Marine radios have transmitters that send out radio waves and receivers that pick up radio waves. The radio waves produced will have a set frequency. Specific groups of frequencies behave differently. For marine radio we group frequencies as:
Very high frequency(VHF)
VHF transmissions only operate in a straight, so are ‘line of sight’. How far the VHF signal can travel is therefore dependent on the heights of the sending and receiving antennas. It is similar to how far you can see-the higher you are, the further away the horizon is. VHF transmissions can cover tens of miles. Note: VHF radios can only receive VHF transmissions.
Medium frequency transmissions are able to follow the curvature of the earth so transmissions can travel hundreds of miles. They are often used for regional broadcasting and medium range navigational aids.
HF transmissions don’t bend over the earth’s horizon, but can be bounced off the atmosphere and back down to earth. This means they have the ability to transmit and receive over great distances. Using the right frequency you can communicate globally. In reality VHF, HF and MF frequencies may exhibit behaviour similar to each other.
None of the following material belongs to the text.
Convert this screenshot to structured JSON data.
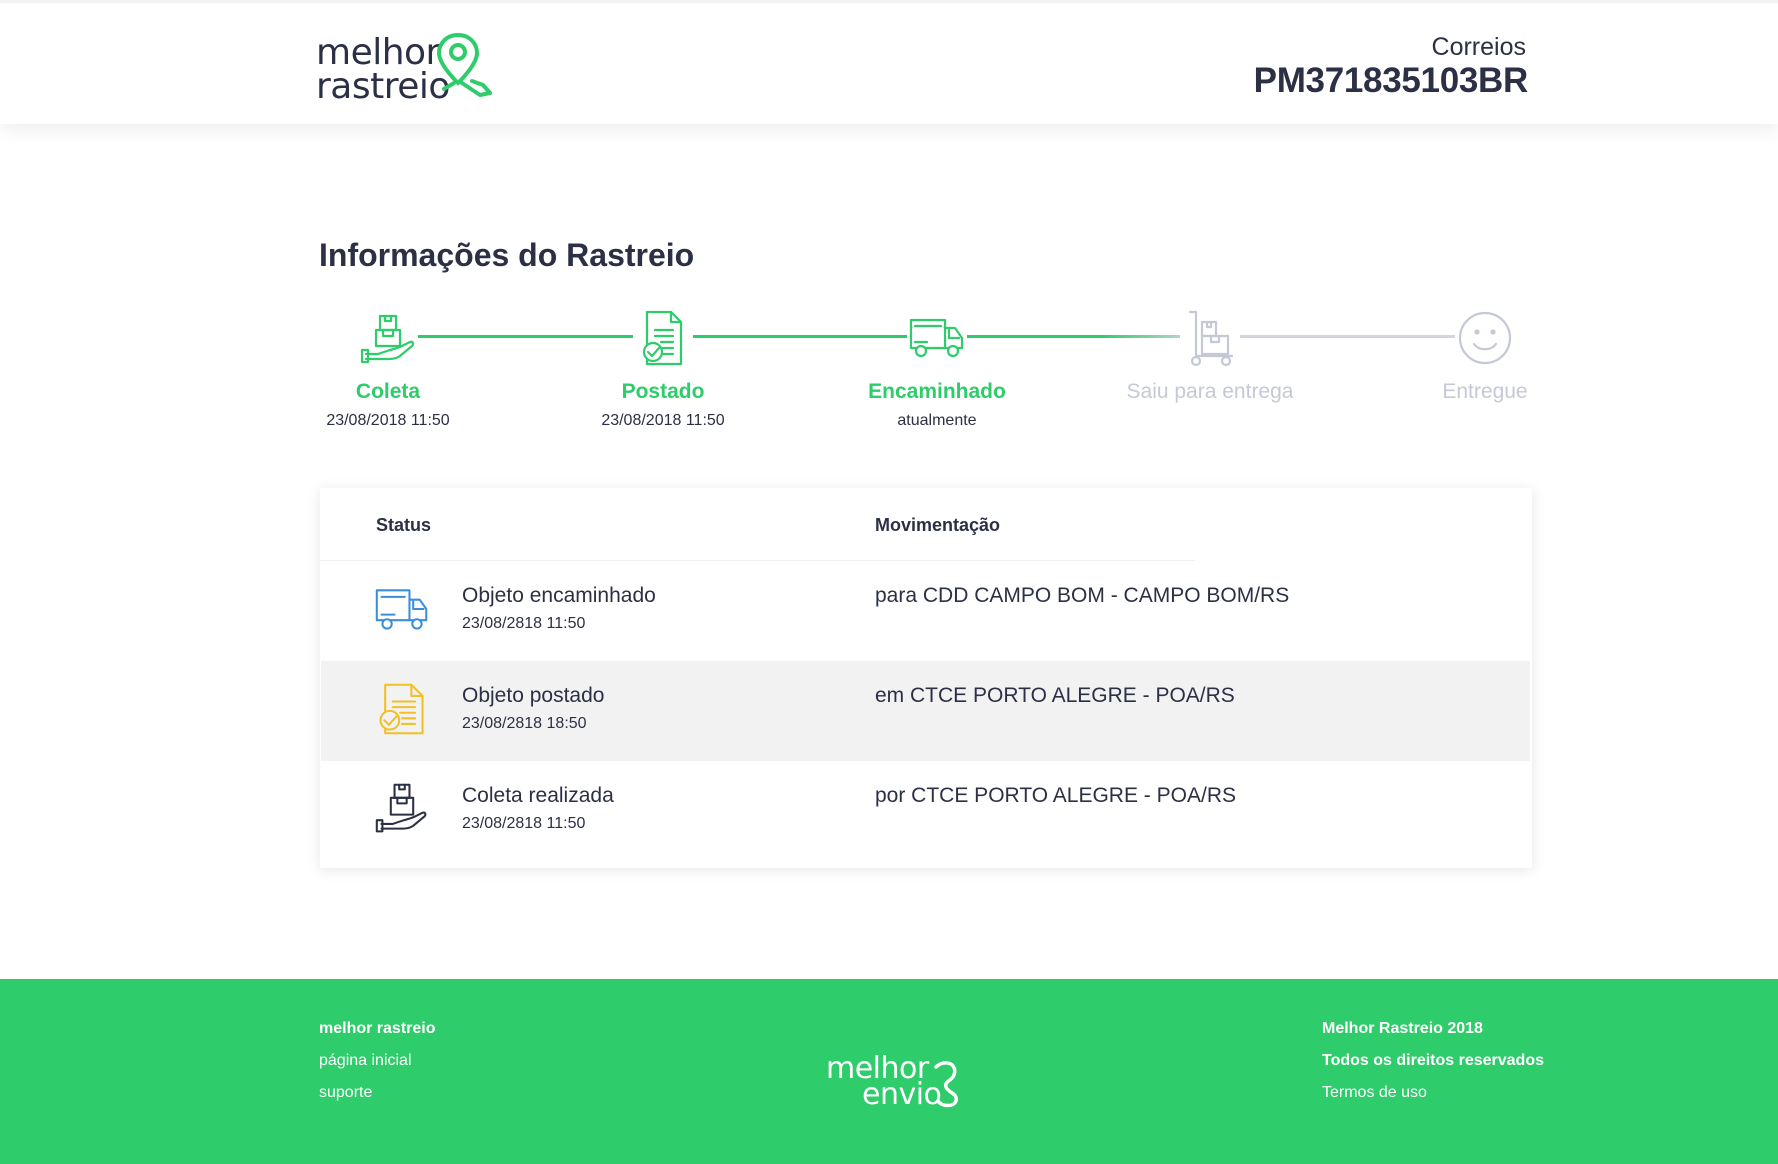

For example, HF signals can follow the curvature of the earth like MF. But their principal characteristic is reflection off the atmosphere to achieve global communication.
The VHF, HF and MF bands can all be used on ships, and different marine radio can be purchase according to your needs. Generally speaking, VHF marine radio have two types: handheld and fixed mount, while MF and HF are both fixed mount and installed in the driver’s cab for easy operation by the crew.